Beaufort County Council bears a heavy burden Monday as it takes up a controversial rezoning request for the burgeoning Bluffton area.
That’s because of the scope of changes sought for the 300-acre tract on the Bluffton Parkway behind Lowe’s. The area is already congested, and the rezoning would enable the Hilton Head National Golf Club site to be converted into a virtual town of 400,000 square feet of retail space, 500 hotel rooms, 300 apartments, 300 single-family homes, an “adventure park” with 650 parking spaces, a 100,000-square-foot convention center, a 1,500-seat performing arts center, 400 beds of assisted living, 125,000 square feet of office space, and two schools to accommodate 1,200 students.
The zoning change is to be considered on the first of three readings at the County Council meeting beginning at 6 p.m. in the county administration building, 100 Ribaut Road, Beaufort.
On the surface, the proposal would appear to be simply too much. But after some three years in the making, the rezoning has been approved by the county Planning Commission and a County Council committee for a simple reason. It is legal. It fits within the parameters of the county’s Comprehensive Plan, the county’s Community Development Code that guides land uses, and the Southern Beaufort County Regional Plan.
The Comprehensive Plan is a county ordinance, based on ideas aired every 10 years with ample opportunities for public input. The current plan recognizes that the area in question is no longer rural. That’s why the new zoning was sought, and why county law enables it. But a similar request was turned down by the Planning Commission in 2013. County Council could vote it down this time, but it would have to defend how it could do that if the applicant has adhered to its growth-control and environmental ordinances, which the county staff says it has done.
A couple of questions larger than the yes/no vote are:
▪ How did we get to this point? How can such high density development be approved in an area with roads already congested, in a Lowcountry already losing its special flavor? The answer may well be that property rights trump the wishes of the laymen and neighbors. But the question has to be addressed in a larger purview than a single rezoning request.
▪ Isn’t there something in between these two polar opposites of land use that could be more palatable for all? Just because something is legally possible does not mean it must or should be done. How do we get there?
The Beaufort County planning staff laid out conditions on its original recommendation of rezoning approval. They could help the county find that middle ground. It is important that, at the very least, these conditions be adopted and enforced.
Staff recommended that a development agreement be formulated and executed concurrently with the rezoning approval.

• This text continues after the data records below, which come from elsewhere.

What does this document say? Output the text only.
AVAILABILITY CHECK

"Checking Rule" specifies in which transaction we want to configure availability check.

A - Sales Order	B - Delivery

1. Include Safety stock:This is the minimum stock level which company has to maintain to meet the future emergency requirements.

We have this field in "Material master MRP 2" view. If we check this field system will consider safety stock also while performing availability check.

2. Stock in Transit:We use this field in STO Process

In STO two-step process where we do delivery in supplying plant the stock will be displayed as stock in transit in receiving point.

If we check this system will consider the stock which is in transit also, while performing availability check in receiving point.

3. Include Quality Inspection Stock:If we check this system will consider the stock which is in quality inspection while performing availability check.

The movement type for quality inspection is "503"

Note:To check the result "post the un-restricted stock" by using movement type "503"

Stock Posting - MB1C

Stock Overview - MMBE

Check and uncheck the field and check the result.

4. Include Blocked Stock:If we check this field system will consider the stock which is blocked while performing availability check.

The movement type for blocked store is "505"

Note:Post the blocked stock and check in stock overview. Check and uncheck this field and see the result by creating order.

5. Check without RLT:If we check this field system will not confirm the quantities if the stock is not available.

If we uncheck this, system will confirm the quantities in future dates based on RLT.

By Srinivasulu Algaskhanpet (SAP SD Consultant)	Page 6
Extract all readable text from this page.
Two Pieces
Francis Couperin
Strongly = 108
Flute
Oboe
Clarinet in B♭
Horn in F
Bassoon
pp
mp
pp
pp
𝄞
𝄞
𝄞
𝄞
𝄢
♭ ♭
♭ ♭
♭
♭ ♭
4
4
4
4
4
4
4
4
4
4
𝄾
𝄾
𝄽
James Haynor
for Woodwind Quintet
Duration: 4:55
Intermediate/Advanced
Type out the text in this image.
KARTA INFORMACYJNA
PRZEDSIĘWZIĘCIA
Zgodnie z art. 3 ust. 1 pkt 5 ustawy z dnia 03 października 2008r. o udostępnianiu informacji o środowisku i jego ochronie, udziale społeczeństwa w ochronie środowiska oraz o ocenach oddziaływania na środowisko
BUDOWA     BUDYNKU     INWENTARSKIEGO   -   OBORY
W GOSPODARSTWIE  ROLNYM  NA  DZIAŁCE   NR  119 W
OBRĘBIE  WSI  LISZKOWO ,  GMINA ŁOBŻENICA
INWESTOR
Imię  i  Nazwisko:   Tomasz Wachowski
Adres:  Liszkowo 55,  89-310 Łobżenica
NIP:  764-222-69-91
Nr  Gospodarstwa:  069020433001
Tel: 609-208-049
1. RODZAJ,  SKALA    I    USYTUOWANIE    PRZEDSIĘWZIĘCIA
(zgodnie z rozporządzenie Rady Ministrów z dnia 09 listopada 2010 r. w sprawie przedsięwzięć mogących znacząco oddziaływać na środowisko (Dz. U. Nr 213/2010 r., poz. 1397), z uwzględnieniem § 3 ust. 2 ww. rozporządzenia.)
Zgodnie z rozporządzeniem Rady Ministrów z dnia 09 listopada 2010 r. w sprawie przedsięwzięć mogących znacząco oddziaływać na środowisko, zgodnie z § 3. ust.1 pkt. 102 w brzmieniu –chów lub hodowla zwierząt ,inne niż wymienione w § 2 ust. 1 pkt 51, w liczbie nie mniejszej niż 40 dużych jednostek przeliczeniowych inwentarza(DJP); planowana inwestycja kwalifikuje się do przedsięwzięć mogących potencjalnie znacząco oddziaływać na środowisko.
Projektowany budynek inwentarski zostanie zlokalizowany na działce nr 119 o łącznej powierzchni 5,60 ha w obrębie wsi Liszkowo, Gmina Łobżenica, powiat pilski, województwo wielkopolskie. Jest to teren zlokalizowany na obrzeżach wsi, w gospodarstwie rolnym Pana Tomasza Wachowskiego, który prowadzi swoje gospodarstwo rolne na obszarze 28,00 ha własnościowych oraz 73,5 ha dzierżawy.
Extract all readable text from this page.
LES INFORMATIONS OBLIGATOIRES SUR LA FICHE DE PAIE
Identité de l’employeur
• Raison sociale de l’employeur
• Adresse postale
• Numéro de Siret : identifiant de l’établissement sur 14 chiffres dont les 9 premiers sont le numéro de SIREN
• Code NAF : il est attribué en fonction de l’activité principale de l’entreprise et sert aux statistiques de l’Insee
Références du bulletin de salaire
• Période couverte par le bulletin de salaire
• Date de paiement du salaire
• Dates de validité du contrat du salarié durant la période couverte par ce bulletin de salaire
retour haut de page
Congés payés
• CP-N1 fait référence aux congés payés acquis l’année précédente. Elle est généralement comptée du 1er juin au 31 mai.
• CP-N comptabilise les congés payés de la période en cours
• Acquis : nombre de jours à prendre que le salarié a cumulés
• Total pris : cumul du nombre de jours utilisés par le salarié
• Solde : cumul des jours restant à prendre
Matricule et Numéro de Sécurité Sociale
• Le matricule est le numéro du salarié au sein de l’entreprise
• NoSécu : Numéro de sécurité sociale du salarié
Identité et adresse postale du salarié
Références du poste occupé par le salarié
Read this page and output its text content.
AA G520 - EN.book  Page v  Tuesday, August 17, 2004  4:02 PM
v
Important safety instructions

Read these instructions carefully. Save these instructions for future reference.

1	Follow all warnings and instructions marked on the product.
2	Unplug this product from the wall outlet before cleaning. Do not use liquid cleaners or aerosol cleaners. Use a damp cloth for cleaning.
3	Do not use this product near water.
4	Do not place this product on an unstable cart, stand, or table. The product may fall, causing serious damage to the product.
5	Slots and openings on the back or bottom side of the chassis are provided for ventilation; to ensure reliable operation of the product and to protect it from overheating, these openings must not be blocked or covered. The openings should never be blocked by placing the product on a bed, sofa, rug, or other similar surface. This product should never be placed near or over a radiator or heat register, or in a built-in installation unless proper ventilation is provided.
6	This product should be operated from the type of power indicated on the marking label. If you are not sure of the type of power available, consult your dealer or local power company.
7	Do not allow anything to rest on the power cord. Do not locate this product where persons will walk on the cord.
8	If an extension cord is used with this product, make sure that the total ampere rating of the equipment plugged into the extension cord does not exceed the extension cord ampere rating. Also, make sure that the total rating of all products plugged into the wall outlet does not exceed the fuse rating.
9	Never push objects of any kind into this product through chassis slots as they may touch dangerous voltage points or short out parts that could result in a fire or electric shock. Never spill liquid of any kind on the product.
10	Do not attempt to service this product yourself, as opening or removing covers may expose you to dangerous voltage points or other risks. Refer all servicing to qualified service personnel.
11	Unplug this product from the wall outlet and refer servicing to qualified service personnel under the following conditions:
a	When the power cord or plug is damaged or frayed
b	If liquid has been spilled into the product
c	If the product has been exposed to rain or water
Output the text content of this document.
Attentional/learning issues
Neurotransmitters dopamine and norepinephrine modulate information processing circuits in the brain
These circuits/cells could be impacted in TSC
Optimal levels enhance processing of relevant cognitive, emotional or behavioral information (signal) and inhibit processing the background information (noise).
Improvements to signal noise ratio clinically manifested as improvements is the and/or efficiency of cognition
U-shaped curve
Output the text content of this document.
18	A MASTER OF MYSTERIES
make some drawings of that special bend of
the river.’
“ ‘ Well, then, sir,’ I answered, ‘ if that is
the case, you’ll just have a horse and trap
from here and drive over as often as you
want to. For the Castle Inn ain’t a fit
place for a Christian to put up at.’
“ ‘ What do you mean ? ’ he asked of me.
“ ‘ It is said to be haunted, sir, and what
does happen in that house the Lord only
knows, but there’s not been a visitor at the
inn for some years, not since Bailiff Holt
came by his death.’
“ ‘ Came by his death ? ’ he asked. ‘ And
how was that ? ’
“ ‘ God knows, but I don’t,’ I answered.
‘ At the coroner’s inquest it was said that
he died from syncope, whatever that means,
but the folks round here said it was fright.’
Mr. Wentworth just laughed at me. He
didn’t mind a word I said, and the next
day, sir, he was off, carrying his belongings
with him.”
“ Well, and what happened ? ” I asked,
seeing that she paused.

Staff has the concerns we all do, starting with traffic problems. A stunning $12.6 million in off-property improvements would be needed, the county said. And estimates like this are often a low starting figure and much more could easily be needed. It will fall to the developer to pay that, with or without a development agreement, the county says. But the county staff wanted a development agreement to mandate the timing and other details of transportation improvements both inside and outside the tract, as well as hammering out specifics on the schools and a new entrance to an established neighborhood across the street.
On Friday, the town of Bluffton sent a letter to the county outlining some of its concerns. Previously, Bluffton had checked off on plans shared with it by the county. But now it points to concerns about stormwater runoff and the transportation problem.
“The traffic impact analysis does not clearly identify mitigation for the impacts,” the town wrote. “Careful consideration should be made to mitigate traffic impacts to the Bluffton Parkway and the access to the Heritage Lakes residential development. The proposed mitigations and improvements should be addressed in details specified in a development agreement.”
Beaufort County Council bears a heavy burden to protect the general public and overall quality of life, while at the same time guaranteeing legal rights to the property owner.